Via proximal operator

Proposition 3 (Projection on epigraph). Let $f:{\rm I\!R}^n\to{\rm I\!R}\cup\{\infty\}$ be a proper, convex, continuous function. For a given $(x, t) \notin \mathrm{epi} f$ and $ \Pi_f(x, t)=(x^{\star},t^{\star})$. Define $h_{t}(x) = \tfrac{1}{2}\max\{0, f(x) - t\}^2$. Then

$$\begin{aligned}x^{\star} {}={}& \mathrm{prox}_{h_{t}}(x), \\ t^{\star} {}={}& f(x^{\star}).\end{aligned}$$

We take the infimum which corresponds to the optimization problem that defines the projection on the epigraph and we have

$$\begin{aligned} &\inf_{\chi, \tau: f(\chi) \leq \tau} \left\{ \tfrac{1}{2}\|\chi - x\|^2 + \tfrac{1}{2}(\tau - t)^2\right\}\\ =&\inf_{\substack{x,\tau,\xi\geq 0 \\ f(\chi) \leq \tau, \tau - t \leq \xi}} \left\{ \tfrac{1}{2}\|\chi - x\|^2 + \tfrac{1}{2}\xi^2\right\}\\ =&\inf_{\chi,\xi\geq 0: f(\chi) \leq t + \xi} \left\{ \tfrac{1}{2}\|\chi - x\|^2 + \tfrac{1}{2}\xi^2\right\}\\ =&\inf_{\chi,\xi\geq 0: f(\chi) - t \leq  \xi} \left\{ \tfrac{1}{2}\|\chi - x\|^2 + \tfrac{1}{2}\xi^2\right\}\\ =&\inf_{\chi} \left\{ \tfrac{1}{2}\|\chi - x\|^2 + \underbrace{\tfrac{1}{2}\max\{0, f(\chi) - t\}^2}_{h_t(\chi)}\right\} \\ =&\inf_{\chi} \left\{ \tfrac{1}{2}\|\chi - x\|^2 + h_{t}(\chi)\right\}, \end{aligned}$$

and we notice that this is minimized at $x^{\star} = \mathrm{prox}_{h_{s}}(x),$ and as we know from Proposition 1. $\blacksquare$

Projection on epigraph of exponential function

Let $f(x)=e^x$. Then, from Proposition 1 we have that if $e^x > t$, the projection $(x^\star, t^{\star})$ satisfies

$$x-x^{\star} = (e^{x^{\star}} - t)e^{x^{\star}}.\tag{2}$$

If $t = 0$, the solution of the above equation is

$$x^{\star} = x - \tfrac{1}{2} W_0(2e^{2x}),\tag{3}$$

where $W_0$ is the Lambert $W$ function.
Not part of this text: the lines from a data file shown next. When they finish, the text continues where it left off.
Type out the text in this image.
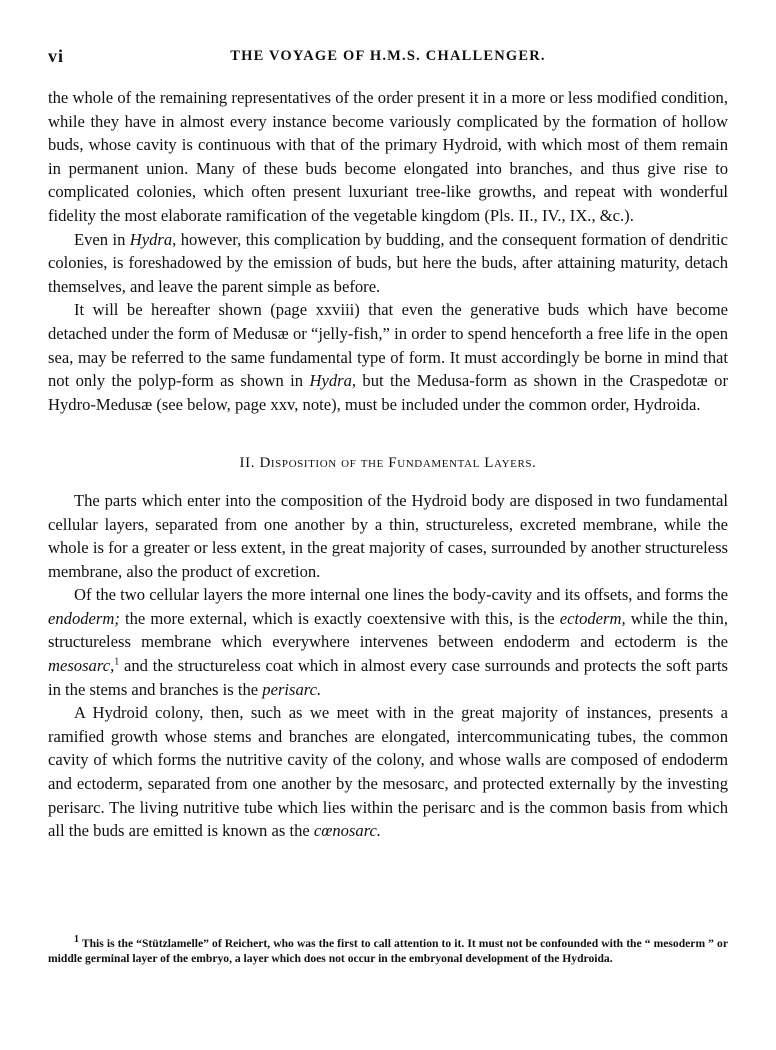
vi	THE VOYAGE OF H.M.S. CHALLENGER.

the whole of the remaining representatives of the order present it in a more or less modified condition, while they have in almost every instance become variously complicated by the formation of hollow buds, whose cavity is continuous with that of the primary Hydroid, with which most of them remain in permanent union. Many of these buds become elongated into branches, and thus give rise to complicated colonies, which often present luxuriant tree-like growths, and repeat with wonderful fidelity the most elaborate ramification of the vegetable kingdom (Pls. II., IV., IX., &c.).

Even in Hydra, however, this complication by budding, and the consequent formation of dendritic colonies, is foreshadowed by the emission of buds, but here the buds, after attaining maturity, detach themselves, and leave the parent simple as before.

It will be hereafter shown (page xxviii) that even the generative buds which have become detached under the form of Medusæ or “jelly-fish,” in order to spend henceforth a free life in the open sea, may be referred to the same fundamental type of form. It must accordingly be borne in mind that not only the polyp-form as shown in Hydra, but the Medusa-form as shown in the Craspedotæ or Hydro-Medusæ (see below, page xxv, note), must be included under the common order, Hydroida.

II. Disposition of the Fundamental Layers.

The parts which enter into the composition of the Hydroid body are disposed in two fundamental cellular layers, separated from one another by a thin, structureless, excreted membrane, while the whole is for a greater or less extent, in the great majority of cases, surrounded by another structureless membrane, also the product of excretion.

Of the two cellular layers the more internal one lines the body-cavity and its offsets, and forms the endoderm; the more external, which is exactly coextensive with this, is the ectoderm, while the thin, structureless membrane which everywhere intervenes between endoderm and ectoderm is the mesosarc,$^1$ and the structureless coat which in almost every case surrounds and protects the soft parts in the stems and branches is the perisarc.

A Hydroid colony, then, such as we meet with in the great majority of instances, presents a ramified growth whose stems and branches are elongated, intercommunicating tubes, the common cavity of which forms the nutritive cavity of the colony, and whose walls are composed of endoderm and ectoderm, separated from one another by the mesosarc, and protected externally by the investing perisarc. The living nutritive tube which lies within the perisarc and is the common basis from which all the buds are emitted is known as the cœnosarc.

1 This is the “Stützlamelle” of Reichert, who was the first to call attention to it. It must not be confounded with the “ mesoderm ” or middle germinal layer of the embryo, a layer which does not occur in the embryonal development of the Hydroida.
In a nutshell,

$$\Pi_{f}(z, 0) = \left(x^{\star}, \exp(x^{\star})\right),$$

where $x^{\star}$ is given by Equation (3), that is,

$$\Pi_{f}(x, 0) = \left(x - \tfrac{1}{2} W_0(2e^{2x}), \exp\left(x - \tfrac{1}{2} W_0(2e^{2x})\right)\right).$$

Projection on the epigraph of the exponential function of points on the x axis

Figure 1. Projection of some points $(x, 0)$ on the epigraph of $f(x) = e^x$.

In the more general case, Equation (2) can be solved numerically.

Projection on the epigraph of the exponential function

Figure 2. Projection of some points $(x, t)$ on the epigraph of $f(x) = e^x$.